Sara Rezaei Khoshbakht, die ebenfalls in Chalmers tätig ist, entwickelte die 3D-Rekonstruktionsmethode während ihrer Doktorarbeit am MPIA. Dabei wird die Veränderung des Sternen­lichts beim Durchqueren dieser Gas- und Staubwolken analysiert, das von der Raumsonde Gaia und anderen Teleskopen gemessen wurde. Gaia ist ein Projekt der Europäischen Weltraum­organisation (ESA), dessen Haupt­zweck darin besteht, die Entfernungen zu über einer Milliarde Sternen in der Milchstraße genau zu vermessen. Diese Entfernungen sind entscheidend für die 3D-Rekonstruktions­methode.

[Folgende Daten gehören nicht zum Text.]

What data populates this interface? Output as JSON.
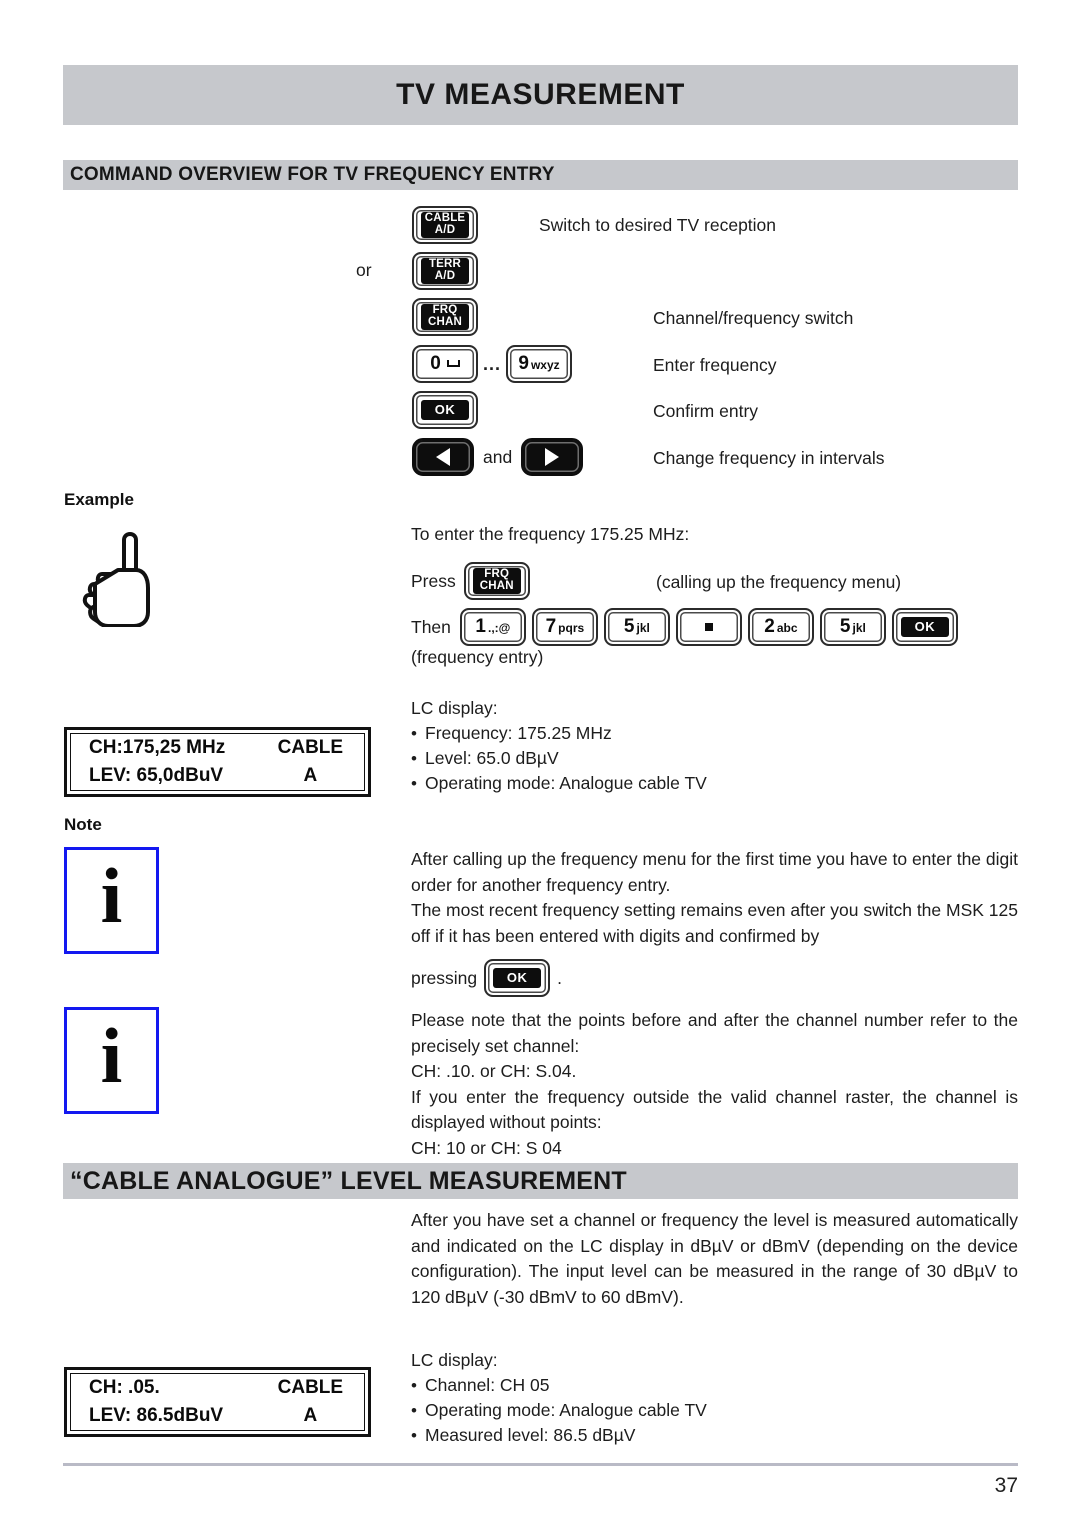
{
  "document": {
    "page_title": "TV MEASUREMENT",
    "page_number": "37"
  },
  "sections": {
    "command_overview": {
      "heading": "COMMAND OVERVIEW FOR TV FREQUENCY ENTRY",
      "or_label": "or",
      "and_label": "and",
      "ellipsis": "...",
      "rows": [
        {
          "key_top": "CABLE",
          "key_bottom": "A/D",
          "description": "Switch to desired TV reception"
        },
        {
          "key_top": "TERR",
          "key_bottom": "A/D",
          "description": ""
        },
        {
          "key_top": "FRQ",
          "key_bottom": "CHAN",
          "description": "Channel/frequency switch"
        },
        {
          "key_digit_from": "0",
          "key_digit_to": "9",
          "key_sub_to": "wxyz",
          "description": "Enter frequency"
        },
        {
          "key_label": "OK",
          "description": "Confirm entry"
        },
        {
          "key_left": "left-arrow",
          "key_right": "right-arrow",
          "description": "Change frequency in intervals"
        }
      ]
    },
    "example": {
      "label": "Example",
      "intro": "To enter the frequency 175.25 MHz:",
      "press_label": "Press",
      "press_key_top": "FRQ",
      "press_key_bottom": "CHAN",
      "press_note": "(calling up the frequency menu)",
      "then_label": "Then",
      "then_keys": [
        {
          "digit": "1",
          "sub": ".,:@"
        },
        {
          "digit": "7",
          "sub": "pqrs"
        },
        {
          "digit": "5",
          "sub": "jkl"
        },
        {
          "digit": ".",
          "sub": ""
        },
        {
          "digit": "2",
          "sub": "abc"
        },
        {
          "digit": "5",
          "sub": "jkl"
        },
        {
          "digit": "OK",
          "sub": ""
        }
      ],
      "then_note": "(frequency entry)",
      "lc_display_label": "LC display:",
      "lc_display_bullets": [
        "Frequency: 175.25 MHz",
        "Level: 65.0 dBµV",
        "Operating mode: Analogue cable TV"
      ],
      "lcd": {
        "line1_left": "CH:175,25 MHz",
        "line1_right": "CABLE",
        "line2_left": "LEV: 65,0dBuV",
        "line2_right": "A"
      }
    },
    "note": {
      "label": "Note",
      "note1": {
        "icon": "info-icon",
        "paragraphs": [
          "After calling up the frequency menu for the first time you have to enter the digit order for another frequency entry.",
          "The most recent frequency setting remains even after you switch the MSK 125 off if it has been entered with digits and confirmed by"
        ],
        "pressing_label": "pressing",
        "pressing_key": "OK",
        "pressing_period": "."
      },
      "note2": {
        "icon": "info-icon",
        "paragraphs": [
          "Please note that the points before and after the channel number refer to the precisely set channel:",
          "CH: .10.  or  CH: S.04.",
          "If you enter the frequency outside the valid channel raster, the channel is displayed without points:",
          "CH:  10   or  CH: S 04"
        ]
      }
    },
    "cable_analogue": {
      "heading": "“CABLE ANALOGUE” LEVEL MEASUREMENT",
      "body": "After you have set a channel or frequency the level is measured automatically and indicated on the LC display in dBµV or dBmV (depending on the device configuration). The input level can be measured in the range of 30 dBµV to 120 dBµV (-30 dBmV to 60 dBmV).",
      "lc_display_label": "LC display:",
      "lc_display_bullets": [
        "Channel: CH 05",
        "Operating mode: Analogue cable TV",
        "Measured level: 86.5 dBµV"
      ],
      "lcd": {
        "line1_left": "CH: .05.",
        "line1_right": "CABLE",
        "line2_left": "LEV: 86.5dBuV",
        "line2_right": "A"
      }
    }
  },
  "colors": {
    "banner_gray": "#c6c8cc",
    "info_border_blue": "#1318f0",
    "footer_rule": "#b9bac6"
  }
}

„Wir haben das Licht von 160.000 beziehungsweise 60.000 Sternen für die Kalifornien-Wolke und die Orion A-Wolke analysiert und miteinander kombiniert“, sagt Sara Rezaei Khoshbakht. Die beiden Forscher rekonstruierten die Wolkenstrukturen und -dichten mit einer Auflösung von nur 15 Lichtjahren. „Dies ist nicht der einzige Ansatz, den Astronomen und Astronominnen verwenden, um räumliche Wolken­strukturen zu bestimmen“, fügt Rezaei Khosbakht hinzu. „Aber unsere Methode liefert robuste und zuverlässige Ergebnisse ohne numerische Artefakte.“

Diese Studie beweist, dass sie das Potenzial hat, die Erforschung der Stern­entstehung in der Milchstraße zu verbessern, indem sie eine dritte Dimension hinzufügt. „Ich denke, ein wichtiges Ergebnis dieser Arbeit ist, dass sie Studien in Frage stellt, die sich ausschließlich auf Werte für die Säulendichte verlassen, um Eigenschaften der Stern­entstehung abzuleiten und sie miteinander zu vergleichen“, schließt Sara Rezaei Khoshbakht.

Diese Arbeit ist jedoch nur der erste Schritt zu dem, was die beiden Astronomen erreichen wollen. Sara Rezaei Khoshbakht verfolgt ein Projekt, das letztendlich die räumliche Verteilung des Staubs in der gesamten Milchstraße ermitteln und ihre Verbindung zur Stern­entstehung aufklären soll.